In this article, I will try to give you an insight on president Macron from a critical French perspective. Above all, we will briefly go through his political communication and some of his public declarations, and we will go down to what Macronism means in practice, in terms of laws and administration. This article also aims to be a friendly warning at a fringe of the populist and anti-immigration right, which may seem seduced by some of his speeches and public positions.

First of all, it is important that you keep in mind that Macron is the perfect product of politics in the 21st century: he lives by and for communication and political marketing. During the 2017 presidential campaign he was the last candidate to publish his program, less than two months before the first election round. That means that he actually campaigned on his political image (he entered politics less than 2 years before) and essentially on nothingness during most of the 2017 election campaign. He was largely and justly criticised for that fact. In the meantime, he benefited from largely positive media coverage essentially focusing on his youth or atypical background, and it was made public that many businessmen and newspaper owners ( such as Le Monde or L’Express ) were openly supporting him.

From December 2016 to the end of February 2017, he rose from 15% to 23% in the national polls, and from the third to the second place, without having published any form of programme. That is why his capacity to seduce people with his serious and somewhat charismatic appearance, and then get them to like him with a few and carefully weighted meaningless declarations should not be underestimated. This ability of him to say complicated but essentially meaningless speeches (that consequently engages him to nothing) would even come to cause problems to Macron himself, after he got lost and left perplex in the middle of one of his abstruse speeches. Those speeches would often consist of overly complicated or technical terms, abusive figures of speech, double-meaning discourse or even sometimes the use of English terms.

These facts should always be kept in mind when he declares things that at first you may be tempted to like. He is the anti-Trump, he thinks and weights carefully what he says, with a clear objective, and probably never speaks his mind.

Secondly, it is also very important to remember how he got elected. With his centrist position, «  neither left, nor right » as he said multiple times, he attracted electors from both the centre-left and the right. Centre-left electors who were demoralised after the Hollande disaster and the election of a hard left-winger as presidential candidate for the centre-left socialist party, and mostly right-wing retirees who were disgusted by the centre-right candidate, Fillon, and his scandals, and were seduced by his economic program. This was a true political seism in France, where centrism had been in agony for years, and centrists forced to seek political alliances with the left or right to obtain seats in the parliament.

With that in mind, you could easily imagine how important it is to him to constantly try to appeal to the left and right, which is why he sometimes needs to make careful declarations aimed at the right-wingers, to make sure they stay onboard with him, while his politics continue to be nothing else than liberalism.

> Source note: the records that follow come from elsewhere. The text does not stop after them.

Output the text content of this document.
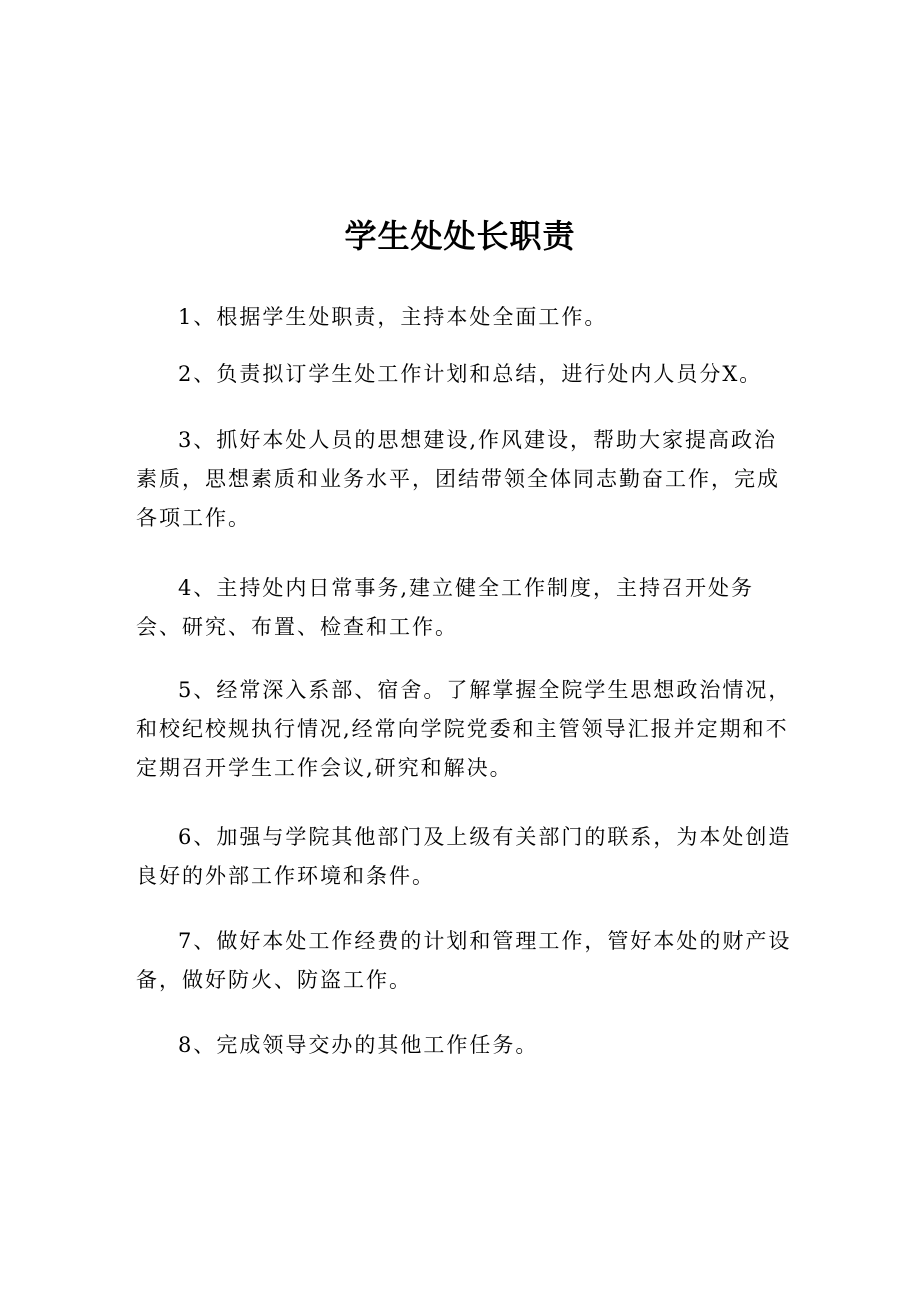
学生处处长职责

1、根据学生处职责，主持本处全面工作。

2、负责拟订学生处工作计划和总结，进行处内人员分X。

3、抓好本处人员的思想建设,作风建设，帮助大家提高政治素质，思想素质和业务水平，团结带领全体同志勤奋工作，完成各项工作。

4、主持处内日常事务,建立健全工作制度，主持召开处务会、研究、布置、检查和工作。

5、经常深入系部、宿舍。了解掌握全院学生思想政治情况，和校纪校规执行情况,经常向学院党委和主管领导汇报并定期和不定期召开学生工作会议,研究和解决。

6、加强与学院其他部门及上级有关部门的联系，为本处创造良好的外部工作环境和条件。

7、做好本处工作经费的计划和管理工作，管好本处的财产设备，做好防火、防盗工作。

8、完成领导交办的其他工作任务。
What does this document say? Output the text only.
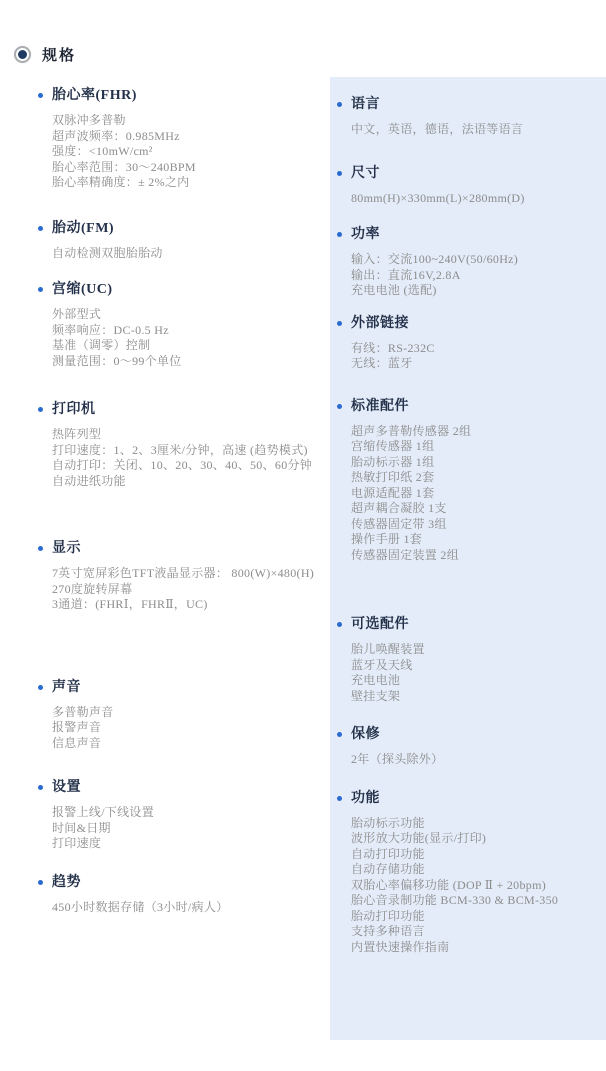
规格
胎心率(FHR)
双脉冲多普勒
超声波频率：0.985MHz
强度：<10mW/cm²
胎心率范围：30～240BPM
胎心率精确度：± 2%之内
胎动(FM)
自动检测双胞胎胎动
宫缩(UC)
外部型式
频率响应：DC-0.5 Hz
基准（调零）控制
测量范围：0～99个单位
打印机
热阵列型
打印速度：1、2、3厘米/分钟，高速 (趋势模式)
自动打印：关闭、10、20、30、40、50、60分钟
自动进纸功能
显示
7英寸宽屏彩色TFT液晶显示器： 800(W)×480(H)
270度旋转屏幕
3通道：(FHRⅠ，FHRⅡ，UC)
声音
多普勒声音
报警声音
信息声音
设置
报警上线/下线设置
时间&日期
打印速度
趋势
450小时数据存储（3小时/病人）
语言
中文，英语，德语，法语等语言
尺寸
80mm(H)×330mm(L)×280mm(D)
功率
输入：交流100~240V(50/60Hz)
输出：直流16V,2.8A
充电电池 (选配)
外部链接
有线：RS-232C
无线：蓝牙
标准配件
超声多普勒传感器 2组
宫缩传感器 1组
胎动标示器 1组
热敏打印纸 2套
电源适配器 1套
超声耦合凝胶 1支
传感器固定带 3组
操作手册 1套
传感器固定装置 2组
可选配件
胎儿唤醒装置
蓝牙及天线
充电电池
壁挂支架
保修
2年（探头除外）
功能
胎动标示功能
波形放大功能(显示/打印)
自动打印功能
自动存储功能
双胎心率偏移功能 (DOP Ⅱ + 20bpm)
胎心音录制功能 BCM-330 & BCM-350
胎动打印功能
支持多种语言
内置快速操作指南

This, I believe, was the aim of his declarations about African birthrates, his (not staged at all) discussion with a soon to be deported Algerian woman, his recent meeting with catholic bishops and a few others. During a meeting with African students, he was accused of adopting a paternalist tone when answering a quite aggressive question revolving around colonialism. Since we know it wasn’t scripted, it says things on his personality and what he really thinks behind the mask, but this attitude or spirit can not be found, for the moment, in his policies.

Macron’s France

President Macron has been in charge for a bit less than a year, but his early policies already give us an insight on what is to come, and on what constitutes his political doctrine.

Economically speaking, he is a liberal as we would call it in France, or a free-market advocate as he would be called in the US, which is quite new in France, and he is an open supporter of globalisation. His attempts at reforming the public railroad system are already causing uproar among the left, but I will not go into further details about ‘Macronomics’ as it is not what interests us the most.

On the European questions, he is undoubtedly a pro-EU, and it is clear than he wants more of it. He declared himself in favour of a European finance minister for the Eurozone, and in favour of the creation of an EU military force. He also proposed trans-national candidates for the European parliament elections, meaning that real European political parties would be created and that a French and Estonian could vote for the same candidate, effectively destroying national boundaries.

Some of these propositions even caused Merkel to step in and oppose him, although not publicly of course. Sadly, he also supports the infamous refugees quotas and the sanctions against east European countries that revolted against this system.

On the matter of immigration, there is nothing for us to cheer about either. Legal immigration to France increased by more than 13% in 2017 and reached an all time high since 1995, although he was in charge for less than half the year. In the early months of his presidency, he also decided that the French government would directly feed the illegal aliens in Calais, instead of charities. He announced that France would considerably increase its capacities to shelter refugees, by opening new centres and directing more of the taxpayers’ money into it.

You may have heard of his measures to counter illegal immigration, that caused the left to completely overreact, and contributed to making him look tough on illegals, but it is unfortunately far from the truth. The toughest measure would consist on lengthening the period that the police can keep an illegal in custody, from 40 or so days to 80. However, judges need to be asked the permission to do so, and they rarely give their approval. Moreover, the main problem encountered by the French authorities is that they very rarely deport arrested illegals, due to either opposition from their home country or clear absence of will from bureaucrats. Consequently, less than 7000 illegals were sent back out of the EU in 2017, which is minuscule in proportion to the total illegal population in France. Those measures described by the far left as inhumane are therefore largely cosmetic ones.

Macron has so far manifested no will to reduce legal immigration either or to reduce the many benefits that legal or illegal immigrants can have, such as free healthcare (AME in French, which roughly costs near a billion euros a year), and he spoke to North Africans about installing a «  road of responsibility » from Africa to France.

Lately, MPs of his majority even voted to considerably soften the penalties for citizens who shelter and drive illegal migrants around, making it effectively legal to help clandestines by giving them car rides and shelter, which often helps them to escape the police. Macron was nowhere to be seen.

With those elements in mind, we can safely say that so far there is nothing that anybody remotely right-wing could effectively like in what Macron means in practicality. If I were to be cynical, I would say that considering his Rothschild banker background, as well as the kind of mentors he had (Jacques Attali and Alain Minc, or the French equivalents of Bill Kristol, but worse), we knew it from the very moment he got into politics…

So this is why I implore the right, especially foreigners, not to fall for Macron-mania or the phantasmagoric but appealing idea that he could be a sort of right-wing mole far undercover in liberal politics. If anything, his early actions seem to indicate that he is well in his element.